ARTUR E OS MINIMEUS * *
Pecado:
Soberba
Luc Besson deixou no ar a hipótese de se retirar do cinema, mas voltou atrás para realizar a trilogia que escreveu primeiro em livros. O primeiro filme ainda se encontra em exibição nas salas e foi apresentado como a grande promessa deste Natal. Acima de tudo, trata-se de um enorme fogo-de-artifício visual, com belíssimas imagens digitais, uma história enternecedora de seres mágicos que habitam um jardim. Fora isso, sente-se que há muito dinheiro para uma fábula demasiado infantil. Realce-se, contudo, o regresso de Mia Farrow.

SONHO DE UMA NOITE DE SÃO JOÃO * *
Pecado: Preguiça
Produção luso-galaica já disponível em DVD, esta obra onírica cumpre todos os requisitos do filme europeu de animação pouco convincente: animação a precisar de ser afinada, má gestão dramática, infantilização das personagens e um universo mágico muito acentuado.

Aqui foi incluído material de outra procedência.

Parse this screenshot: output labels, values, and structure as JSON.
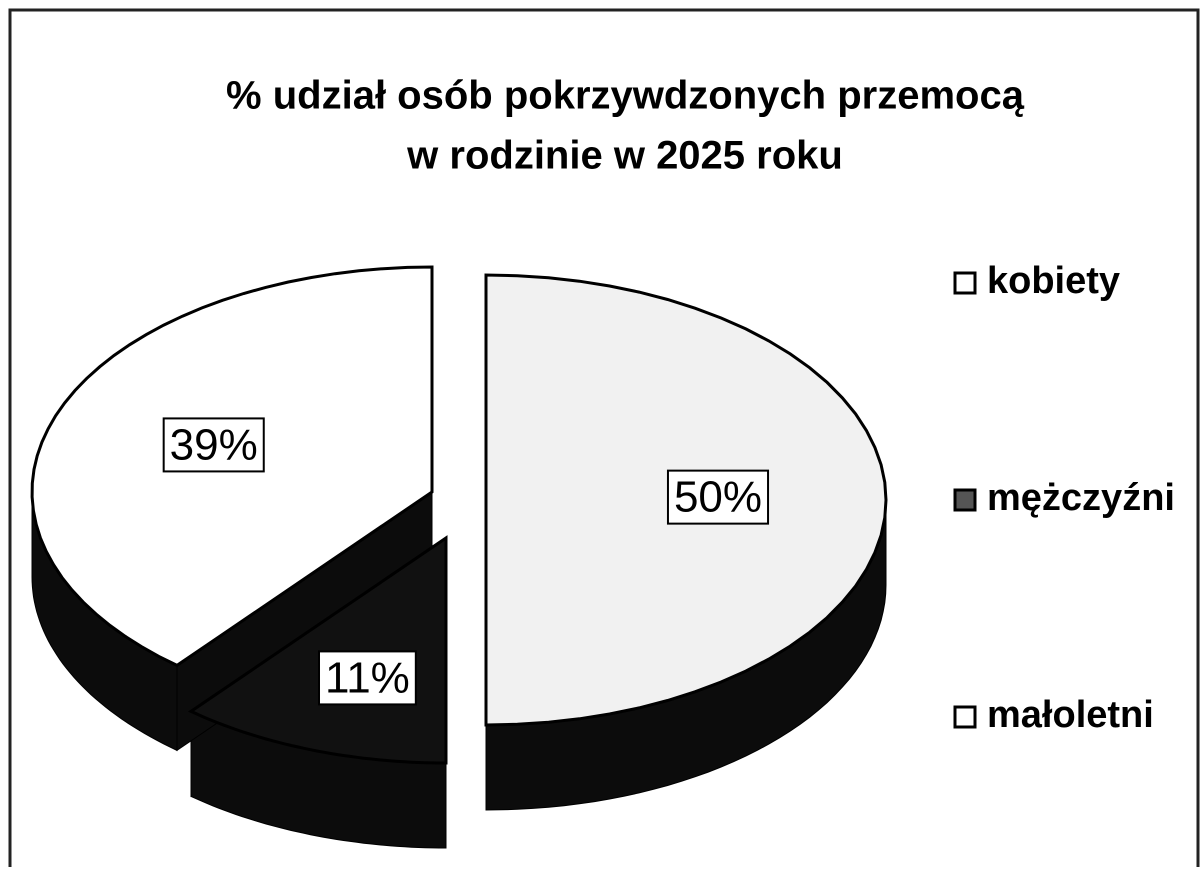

Trata-se das aventuras de uma jovem por um mundo de fantasia, de forma a poder recuperar a crença do pai cientista no seu trabalho. Vale, sobretudo, pelo esforço.

BELLEVILLE RENDEZ-VOUS * * * *
Pecado:
Gula
O cinema de animação europeu não tem nada a perder com a noção de autor. Que o diga Sylvain Chomet, criador de um dos mais estimulantes filmes animados dos últimos anos, capaz de restituir um classicismo francês não só na história como no traço. As peripécias de Madame Souza para recuperar o seu neto, raptado na América, são deliciosas e revelam um imaginário visual (e musical) único. Nomeado para o Óscar de Melhor Filme de Animação.

A SUSPEITA * * * *
Pecado:
Avareza
No campo da animação com bonecos de espuma e movimento "stop motion", nós por cá (ou melhor o hercúleo trabalho de José Miguel Ribeiro) demos nas vistas com esta curta-metragem de pouco mais de 20 minutos sobre um crime "à la Hitchcock" que decorre numa viagem de comboio. Perfeccionismo artístico e boa criação de personagens, num filme vencedor do Cartoon D'Or, recentemente lançado em DVD.

PINÓQUIO 3000 *
Pecado:
Luxúria
Em filme infantil, não há certamente um explícito pecado de luxúria. Esta escolha vai para o olhar lânguido da fada desta versão futurista do conto de Carlo Collodi, que é mulata, tem formas voluptuosas e fala com sotaque crioulo... (!?) Quem se lembrou desta e de outras deturpações não tem qualquer sentido crítico e o filme falha em todas as frentes. A versão de Benigni é... (custa dizer) melhor!

O SALTA-POCINHAS * *
Pecado: Inveja
2005 foi um ano com muitas estreias de animação europeia e esta... foi só mais uma! Produção belga que se limita a retirar fórmulas de outras fábulas já existentes vai, inclusivamente, repescar a figura medieval de O Salta-Pocinhas (por cá bem melhor imortalizada em livro por Aquilino Ribeiro), a raposa espertalhona que promete salvar o reino de uma conspiração. Resta, apesar de tudo, um bom sentido de ironia para compensar uma animação digital ainda muito presa a arquétipos.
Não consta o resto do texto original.